CLU’s first LEED-certified (Leadership in Energy and Environmental Design) building, it contains 43 faculty offices, nine state-of-the-art classrooms, two computer labs, a psychology lab and a conference room. The new structure has enabled professors to finally move out of the converted chicken coops that have been in use since classes began in 1961.
Psychology professor Steve Kissinger, who had an office in a converted chicken coop for 19 years, described the new building as open and airy.
“I served as the Social Science rep on the construction committee, and at the end of each meeting we took a walk-through tour of Swenson. It was difficult to return to my office in G Building. It was so dark and dingy in comparison.”
The new center houses several departments and gives faculty the opportunity to interact with more colleagues than in the past, Kissinger observed. He also thinks the new classrooms have a big impact on students.
“The classrooms are large, bright and modern. They are all equipped with the latest technology, especially the computer labs.”
“With Jim’s commitment to science and technology, it is very fitting for our first ‘green’ building to bear the Swenson name,” added Kimball. “We are all proud of this new and long-awaited academic facility.”
Jim Swenson gives more than financial resources to CLU. A member of the Board of Regents since 1998, he encourages his fellow board members to think outside the box when coming up with new ways to better serve students.
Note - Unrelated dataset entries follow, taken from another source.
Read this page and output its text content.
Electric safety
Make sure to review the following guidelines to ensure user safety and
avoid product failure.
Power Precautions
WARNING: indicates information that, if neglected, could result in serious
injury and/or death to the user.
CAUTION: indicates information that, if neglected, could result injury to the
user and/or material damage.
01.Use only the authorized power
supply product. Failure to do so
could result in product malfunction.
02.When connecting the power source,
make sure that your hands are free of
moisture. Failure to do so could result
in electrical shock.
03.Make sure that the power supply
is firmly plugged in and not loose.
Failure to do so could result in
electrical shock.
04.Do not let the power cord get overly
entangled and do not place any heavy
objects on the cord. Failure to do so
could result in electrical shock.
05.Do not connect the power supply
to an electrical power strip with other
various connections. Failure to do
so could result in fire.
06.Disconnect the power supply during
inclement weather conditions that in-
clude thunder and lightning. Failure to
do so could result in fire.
Besides CLU and their alma maters, the Swenson Family Foundation supports the Ocean Institute of Dana Point, Orange County Performing Arts (Children’s Programming) and Children’s Hospital of Orange County where they established the Swenson Assistance Endowment for Families.
When asked why they are so generous, Jim talks about his mother. “She was very giving,” he said, explaining that she always made soup and shared it with a poor man that scavenged in their neighborhood.
“Why did you have that dirty man in,” young Jim would ask his mother. “We have plenty. We can share,” was her response.
“That’s the Midwestern way,” Sue clarified. “That’s just what people did.”